Private sector credit pegged at $238.8B
Minister of Finance, Winston Jordan
Minister of Finance, Winston Jordan

…despite claims of slowing down of economy
…credit growth recorded in mining, quarrying, manufacturing

Despite it claims of a slowdown in the economy the private sector here has increased its credit by 5.7 percent to a total of $238.8B for the first half of this year, Minister of Finance, Winston Jordan said in his Mid-Year report on Wednesday.

The Private Sector Commission and its other surrogates organisations such as Georgetown Chamber of Commerce have been painting a picture of slow spending and a decline in the economy since the Coalition Government took office. Many persons have criticized these organisations for allegedly parroting the positions of the opposition.
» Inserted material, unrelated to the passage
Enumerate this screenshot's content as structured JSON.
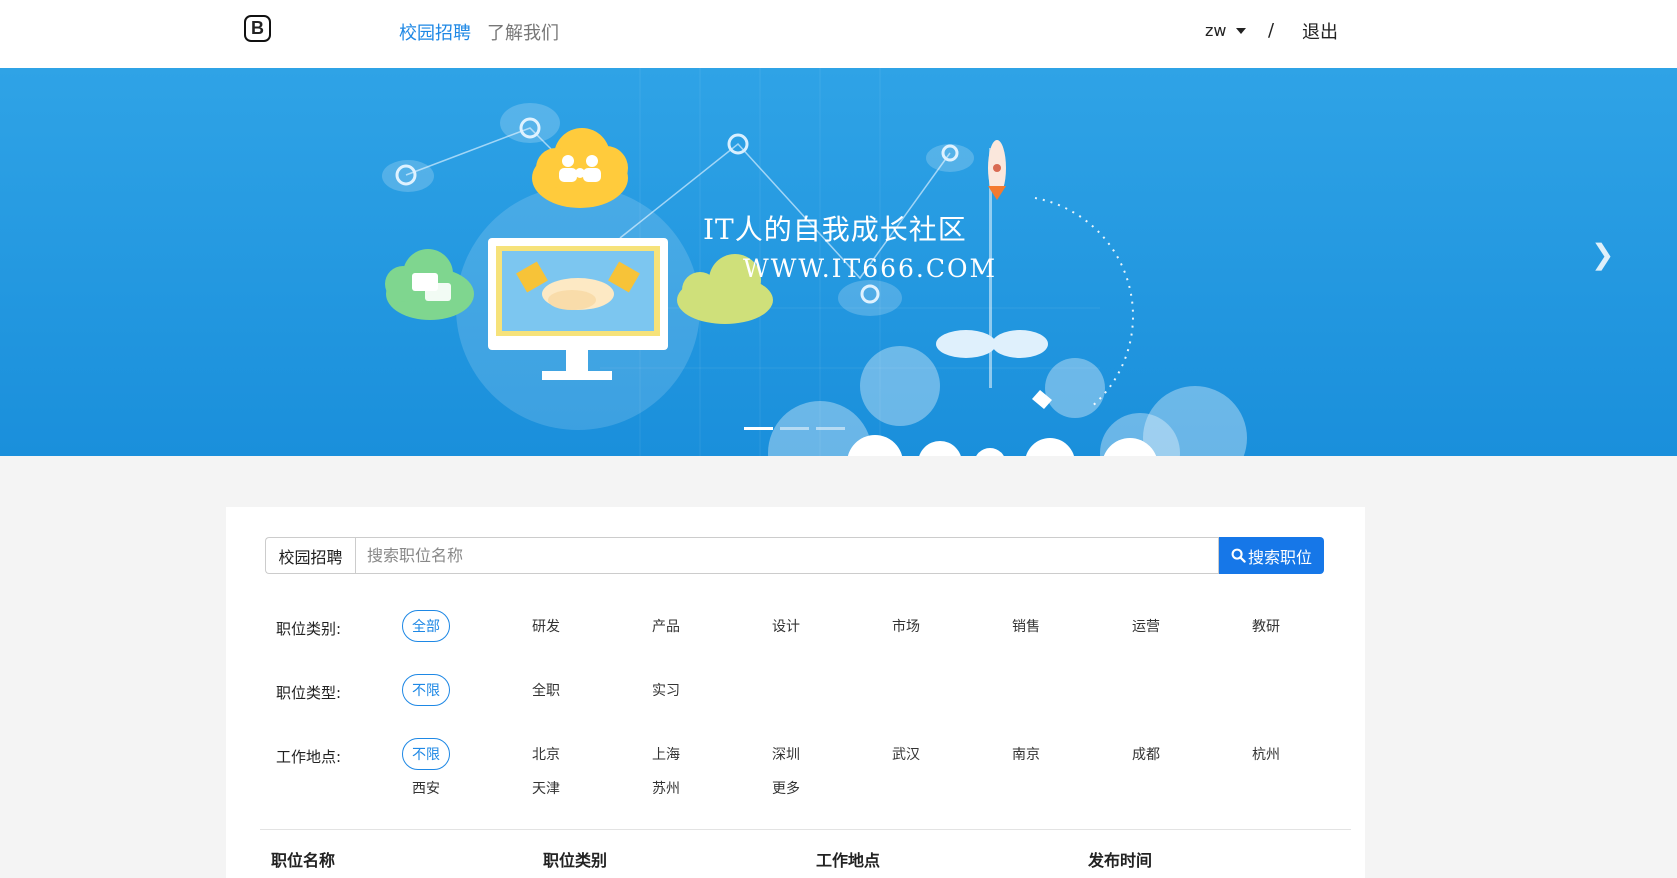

Minister Jordan said the evidence in the report tells a different story from what the private sector has been saying.

Domestic Credit
According to the Mid-Year Report at the end of the first half of 2019, net domestic credit of the banking system grew by 14.1 percent over the same period last year, to $33.4 billion, supported by an expansion in both private and public sector credit. Total credit to the private sector increased by 5.7 percent to $238.8 billion over the review period, faster than the past three years. “This was supported by an expansion in loans and advances to individuals and businesses, except for businesses in the agriculture sector. The decline in this sector, of 2.1 percent, to $13.1 billion resulted mainly from a contraction in lending for sugarcane and livestock production of 35.4 percent and 19.8 percent, to $0.9 billion and $1.4 billion, respectively,” the Mid-Year report stated.

Growth in credit in mining, quarrying
In contrast, credit to all other sectors recorded growth, the report added noting that credit to the mining and quarrying, manufacturing, and services sectors increased by 6 percent, 0.5 percent, and 7.2 percent, to $5.2 billion, $26.1 billion, and $70.5 billion, respectively.

Some of the executives of the Private Sector Commission

“The increase in the mining and quarry sector was attributed solely to growth in lending to industries outside of the bauxite subsector, whereas the expansion in the manufacturing sector resulted from mixed outturns in the subcategories. There was a sizeable increase of $1.4 billion and $0.5 billion in the beverages, food and tobacco, and other construction and engineering subcategories, which was partially offset by a notable decline of $1.2 billion and $0.5 billion in lending to the other manufacturing and rice milling industries, respectively. The outturn in lending to the services subcategories, on the other hand, was mostly positive, with major contributors such as the “other services”, distribution, entertainment and catering, and education subcategories increasing by $2.2 billion, $1.7 billion, $0.8 billion and $0.7 billion, respectively.”

Additionally, according to the report lending to households recorded robust growth of 13.5 percent, to reach $32 billion; this was stronger than the past two years, and was supported by an increase in loans and advances for all purposes, with the exception of other durable goods and travel. Moreover, lending for housing, motor cars and other purposes expanded by $1.4 billion, $1.3 billion and $1.1 billion, respectively.

Of the other major categories of credit, which include real estate mortgages, credit instruments and “other credit”, only the former two increased, by 5.7 percent and 2.8 percent, to $84.5 billion and $3.1 billion, respectively. The expansion in real estate mortgages, which surpassed the half-year growth rate in each of the past three years, resulted from an increase in lending of 5 percent and 14.7 percent for private dwellings, and industrial and commercial properties, respectively.

Further, growth in credit instruments was solely supported by increased lending for credit cards, while the decline in the “other credit” category of 8.5 percent to $4.1 billion, resulted from a contraction of 8.4 percent and 10.7 percent in securities, and shares and other equity, respectively.

Public sector credit (net), increased by 48.7 percent to $66.6 billion, mainly due to an expansion in Central Government credit by 17.1 percent to $115.6 billion.

Conversely, net deposits of the “Other Public Sector,” which includes Local Government and the National Insurance Scheme (NIS), contracted by 34.3 percent to $19.3 billion, whilst the net deposits of the Public Enterprises (PEs) increased by 20.8 percent, or $29.7 billion, on account of higher deposits by Guyana Oil Company (GuyOil) Limited and Guyana Power and Light (GPL) Inc. at local commercial banks.

Total liquid assets of the commercial banks expanded by 6.2 percent t0 $127.7 billion. Total reserves deposited with the Bank of Guyana were $75.3 billion, 0.7 percent higher than the level at the end of June 2018. The required statutory reserves of the commercial banks were $48.2 billion at the end of June 2019, creating an excess over the minimum requirement of $27.1 billion.